DBT changed how transformations were performed earlier by relying heavily on data engineers to build data pipelines or workflows with several notebooks. It now allows data analysts and engineers with SQL skills to leverage software engineering best practices, from developing, documenting, testing, and deploying to the destination with ease.
The relationship between DBT and Databricks has a history, dating back to the 2020 Data and AI Summit(Europe), where discussions revolved around integrating DBT with Databricks and Delta. Recent improvements have enhanced simplicity, user-friendliness, and a better experience, resulting in faster production-grade outcomes and scalability.
Combining the power of DBT with a Serverless SQL warehouse for near real-time streaming
Ever since SQL warehouses were introduced in Databricks, there have been some evident query performances with DBT pushing SQL commands as they are optimized specially for the SQL compared to regular compute in Databricks. With the recent growth of Databricks Serverless SQL, there have been some significant jumps we can leverage, such as built-in predictive IO and intelligent autoscaling.
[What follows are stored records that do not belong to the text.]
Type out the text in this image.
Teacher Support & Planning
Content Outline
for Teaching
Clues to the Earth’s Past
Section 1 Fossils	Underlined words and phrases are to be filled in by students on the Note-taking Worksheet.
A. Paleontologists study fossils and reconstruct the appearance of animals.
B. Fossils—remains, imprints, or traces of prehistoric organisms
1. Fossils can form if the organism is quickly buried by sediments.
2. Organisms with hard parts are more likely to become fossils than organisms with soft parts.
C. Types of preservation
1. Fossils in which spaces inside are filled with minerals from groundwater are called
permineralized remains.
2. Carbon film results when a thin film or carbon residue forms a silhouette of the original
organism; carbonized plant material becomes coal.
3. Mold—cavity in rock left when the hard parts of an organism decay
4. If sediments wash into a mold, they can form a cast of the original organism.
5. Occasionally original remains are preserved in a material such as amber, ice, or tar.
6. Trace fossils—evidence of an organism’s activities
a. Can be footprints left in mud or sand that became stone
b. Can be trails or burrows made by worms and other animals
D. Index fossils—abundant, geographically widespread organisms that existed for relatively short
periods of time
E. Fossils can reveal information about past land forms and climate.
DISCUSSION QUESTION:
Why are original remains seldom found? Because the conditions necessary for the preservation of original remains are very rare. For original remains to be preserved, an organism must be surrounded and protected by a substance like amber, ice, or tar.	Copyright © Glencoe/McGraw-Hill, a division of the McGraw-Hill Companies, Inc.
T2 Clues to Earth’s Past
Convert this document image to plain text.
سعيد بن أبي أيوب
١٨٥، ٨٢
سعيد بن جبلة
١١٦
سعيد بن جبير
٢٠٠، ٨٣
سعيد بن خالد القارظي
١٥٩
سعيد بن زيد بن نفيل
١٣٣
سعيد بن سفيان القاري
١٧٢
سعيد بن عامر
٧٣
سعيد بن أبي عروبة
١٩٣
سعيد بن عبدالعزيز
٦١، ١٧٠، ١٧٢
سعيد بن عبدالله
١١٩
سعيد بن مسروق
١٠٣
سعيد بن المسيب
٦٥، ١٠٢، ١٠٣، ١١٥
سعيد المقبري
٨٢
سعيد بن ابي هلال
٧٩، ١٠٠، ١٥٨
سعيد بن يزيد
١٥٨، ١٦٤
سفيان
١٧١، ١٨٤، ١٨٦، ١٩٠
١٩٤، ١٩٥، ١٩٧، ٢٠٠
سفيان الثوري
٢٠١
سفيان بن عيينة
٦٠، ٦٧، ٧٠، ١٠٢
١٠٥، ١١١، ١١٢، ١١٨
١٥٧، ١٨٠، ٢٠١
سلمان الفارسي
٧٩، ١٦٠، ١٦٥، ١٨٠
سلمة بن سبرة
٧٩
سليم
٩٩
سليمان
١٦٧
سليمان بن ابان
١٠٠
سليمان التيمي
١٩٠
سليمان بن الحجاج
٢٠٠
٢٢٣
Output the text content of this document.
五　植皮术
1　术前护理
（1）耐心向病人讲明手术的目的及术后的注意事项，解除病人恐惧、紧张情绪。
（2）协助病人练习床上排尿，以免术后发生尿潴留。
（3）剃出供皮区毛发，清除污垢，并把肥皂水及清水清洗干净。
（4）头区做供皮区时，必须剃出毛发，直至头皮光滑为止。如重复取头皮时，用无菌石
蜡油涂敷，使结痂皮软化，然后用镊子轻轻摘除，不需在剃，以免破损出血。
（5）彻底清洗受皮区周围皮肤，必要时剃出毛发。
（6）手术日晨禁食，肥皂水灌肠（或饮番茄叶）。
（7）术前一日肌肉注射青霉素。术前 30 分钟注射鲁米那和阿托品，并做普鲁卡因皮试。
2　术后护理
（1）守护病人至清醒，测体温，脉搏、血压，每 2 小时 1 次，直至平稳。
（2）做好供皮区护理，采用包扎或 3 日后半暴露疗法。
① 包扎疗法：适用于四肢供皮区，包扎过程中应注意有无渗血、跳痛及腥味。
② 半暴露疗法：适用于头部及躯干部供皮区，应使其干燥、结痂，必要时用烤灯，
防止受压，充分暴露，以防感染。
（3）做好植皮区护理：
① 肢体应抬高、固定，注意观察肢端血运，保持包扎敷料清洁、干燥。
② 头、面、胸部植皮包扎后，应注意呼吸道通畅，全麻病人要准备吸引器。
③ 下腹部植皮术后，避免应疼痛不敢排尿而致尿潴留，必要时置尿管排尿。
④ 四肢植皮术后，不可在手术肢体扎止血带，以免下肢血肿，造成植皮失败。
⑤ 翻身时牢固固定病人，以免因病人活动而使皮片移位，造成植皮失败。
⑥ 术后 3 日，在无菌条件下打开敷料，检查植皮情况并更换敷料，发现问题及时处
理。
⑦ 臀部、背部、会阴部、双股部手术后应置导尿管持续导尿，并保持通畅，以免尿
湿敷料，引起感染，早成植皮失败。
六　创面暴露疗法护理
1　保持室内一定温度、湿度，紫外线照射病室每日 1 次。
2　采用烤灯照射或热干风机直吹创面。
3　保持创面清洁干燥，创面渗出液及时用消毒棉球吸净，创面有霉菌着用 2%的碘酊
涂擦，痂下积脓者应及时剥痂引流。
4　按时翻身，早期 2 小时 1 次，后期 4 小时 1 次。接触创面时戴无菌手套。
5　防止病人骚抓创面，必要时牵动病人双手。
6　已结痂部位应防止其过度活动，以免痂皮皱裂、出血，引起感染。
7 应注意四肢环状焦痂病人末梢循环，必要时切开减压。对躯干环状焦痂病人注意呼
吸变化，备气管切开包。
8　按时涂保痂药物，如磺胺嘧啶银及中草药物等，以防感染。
Know more about the different types of SQL warehouses.
Click here
Key differences between the Serverless SQL warehouse and the Classic & Pro SQL warehouses
Serverless SQL spin-up time is so much faster, with a max of 5-10 seconds, and guarantees consistency in the execution time, whereas both classic and pro compute take a few minutes to start up. Then, the execution starts, making it available for many use cases like streaming data and close to real BI insights, all at no additional cost of running the clusters continuously.
Cost-effective - If each cluster type is already up, the run times are almost comparable, but the additional cost is associated with keeping the clusters running for classic and pro when idle.
Also, classic and pro compute run on the selected cloud provider, so there would be two kinds of charges applied (one for Databricks Unit (DBU) usage and the other for running instances on the cloud provider), whereas the serverless option is all managed by Databricks and pricing is pretty good considering it does not have any cloud costs.
Click here to learn about the pricing details of Databricks SQL warehouse.
Let’s delve into the specifics related to DBT and Databricks. If you are working on the Databricks interface, DBT Cloud is available on Databricks Partner Connect, which is very easy to integrate. For someone working on DBT CLI, there is a dbt-databricks adapter, which builds upon the foundation of dbt-spark. Recent updates to this package leverage Databricks’ latest features, such as the Photon compute engine, instant scalability via Serverless SQL Warehouses, and the Unity Catalog governance model. Additionally, features like streaming tables and materialized views enhance the overall capabilities of this integration.